Il caso del furto pluriaggravato e il ricorso in Cassazione

La Corte di Cassazione ha recentemente affrontato il caso di un uomo condannato per concorso nel reato di furto pluriaggravato. La Corte di Appello aveva confermato la sentenza di primo grado, ritenendo il soggetto responsabile del reato insieme ad altri complici. L’imputato ha proposto ricorso davanti ai giudici di legittimità, contestando la ricostruzione dei fatti e la misura della pena inflitta. La Suprema Corte ha però dichiarato il ricorso del tutto inammissibile. Questa decisione offre l’opportunità di fare chiarezza su alcuni limiti fondamentali del giudizio di Cassazione, in particolare sulla valutazione delle prove e sulla determinazione della sanzione penale.

I limiti del controllo della Cassazione sulle prove

I primi tre motivi di ricorso presentati dalla difesa si concentravano sulla valutazione delle prove effettuata nei precedenti gradi di giudizio. La difesa lamentava una presunta inosservanza della legge penale e vizi di motivazione. I giudici di legittimità hanno ricordato che il ricorso per Cassazione non rappresenta un terzo grado di giudizio in cui si può ridiscutere il fatto. Il compito della Suprema Corte consiste esclusivamente nel verificare la correttezza giuridica e la coerenza logica della decisione impugnata. Non è possibile richiedere una nuova valutazione o una lettura alternativa delle prove raccolte durante il processo. Poiché i motivi proposti riproducevano le stesse contestazioni già respinte dalla Corte di Appello, la Cassazione li ha dichiarati inammissibili.

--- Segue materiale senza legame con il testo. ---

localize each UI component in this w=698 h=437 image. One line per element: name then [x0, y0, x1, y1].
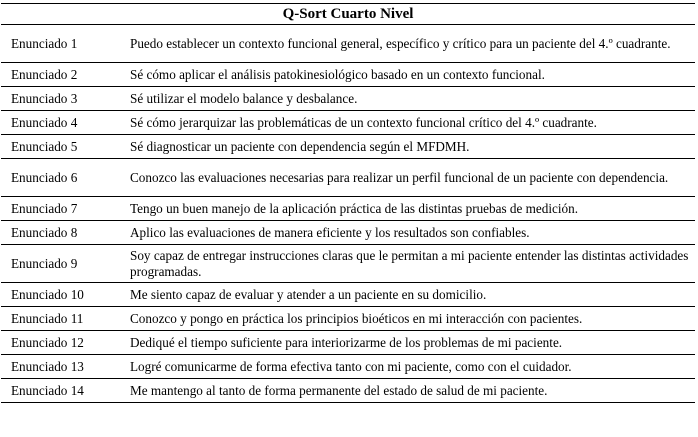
statement-label: Enunciado 8: [1, 221, 122, 245]
table-row: [1, 111, 695, 135]
table-row: [1, 25, 695, 63]
statement-text: Tengo un buen manejo de la aplicación práctica de las distintas pruebas de medición.: [122, 197, 695, 221]
statement-label: Enunciado 4: [1, 111, 122, 135]
table-row: [1, 159, 695, 197]
table-row: [1, 331, 695, 355]
table-row: [1, 283, 695, 307]
statement-text: Sé diagnosticar un paciente con dependencia según el MFDMH.: [122, 135, 695, 159]
table-header-row: [1, 4, 695, 25]
statement-label: Enunciado 1: [1, 25, 122, 63]
statement-text: Dediqué el tiempo suficiente para interiorizarme de los problemas de mi paciente.: [122, 331, 695, 355]
statement-text: Me mantengo al tanto de forma permanente del estado de salud de mi paciente.: [122, 379, 695, 403]
statement-label: Enunciado 3: [1, 87, 122, 111]
table-row: [1, 379, 695, 403]
table-row: [1, 355, 695, 379]
table-row: [1, 307, 695, 331]
table-row: [1, 245, 695, 283]
statement-text: Me siento capaz de evaluar y atender a un paciente en su domicilio.: [122, 283, 695, 307]
table-row: [1, 221, 695, 245]
statement-text: Conozco y pongo en práctica los principios bioéticos en mi interacción con pacientes.: [122, 307, 695, 331]
table-row: [1, 63, 695, 87]
statement-label: Enunciado 5: [1, 135, 122, 159]
statement-label: Enunciado 14: [1, 379, 122, 403]
statement-text: Puedo establecer un contexto funcional general, específico y crítico para un paciente del 4.º cuadrante.: [122, 25, 695, 63]
statement-label: Enunciado 12: [1, 331, 122, 355]
statement-text: Sé cómo jerarquizar las problemáticas de un contexto funcional crítico del 4.º cuadrante.: [122, 111, 695, 135]
qsort-table: [1, 3, 695, 403]
statement-text: Aplico las evaluaciones de manera eficiente y los resultados son confiables.: [122, 221, 695, 245]
statement-label: Enunciado 13: [1, 355, 122, 379]
statement-label: Enunciado 2: [1, 63, 122, 87]
statement-text: Logré comunicarme de forma efectiva tanto con mi paciente, como con el cuidador.: [122, 355, 695, 379]
statement-label: Enunciado 9: [1, 245, 122, 283]
statement-label: Enunciado 10: [1, 283, 122, 307]
statement-text: Sé cómo aplicar el análisis patokinesiológico basado en un contexto funcional.: [122, 63, 695, 87]
statement-label: Enunciado 7: [1, 197, 122, 221]
statement-text: Soy capaz de entregar instrucciones claras que le permitan a mi paciente entender las distintas actividades programadas.: [122, 245, 695, 283]
table-row: [1, 87, 695, 111]
statement-label: Enunciado 6: [1, 159, 122, 197]
statement-label: Enunciado 11: [1, 307, 122, 331]
table-title: Q-Sort Cuarto Nivel: [1, 4, 695, 25]
statement-text: Conozco las evaluaciones necesarias para realizar un perfil funcional de un paciente con dependencia.: [122, 159, 695, 197]
table-row: [1, 197, 695, 221]
table-row: [1, 135, 695, 159]
statement-text: Sé utilizar el modelo balance y desbalance.: [122, 87, 695, 111]
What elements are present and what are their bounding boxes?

La corretta determinazione della pena per il furto pluriaggravato

La difesa ha contestato anche la quantificazione della pena, ritenendola eccessiva e non giustificata. La Cassazione ha respinto anche questa tesi. I giudici hanno chiarito che la determinazione della sanzione spetta al giudice di merito, il quale gode di un ampio potere discrezionale. Questo potere deve essere esercitato nel rispetto dei criteri indicati dal codice penale, come la gravità del reato e la capacità a delinquere del colpevole. Nel caso specifico, i giudici di merito avevano ampiamente motivato la scelta della pena basandosi sulle modalità concrete del furto pluriaggravato e sui significativi precedenti penali dell’imputato. La presenza di precedenti penali giustifica una pena più severa, anche se non è stata formalmente contestata la recidiva.

Le motivazioni della Cassazione sul furto pluriaggravato

Le motivazioni della sentenza si fondano sul principio di intangibilità delle valutazioni di merito quando queste sono sorrette da una motivazione logica e coerente. La Cassazione ha evidenziato che la Corte di Appello ha applicato correttamente le regole sulla valutazione delle prove e sulla quantificazione della pena. Inoltre, i giudici hanno affrontato la questione della prescrizione del reato. La difesa sosteneva che il reato fosse ormai estinto per il decorso del tempo. Tuttavia, la Suprema Corte ha ribadito un principio giurisprudenziale consolidato: l’inammissibilità del ricorso impedisce la dichiarazione di prescrizione del reato che sia maturata dopo la sentenza di appello. L’inammissibilità, infatti, preclude l’accesso stesso al giudizio di legittimità, rendendo definitiva la condanna precedente.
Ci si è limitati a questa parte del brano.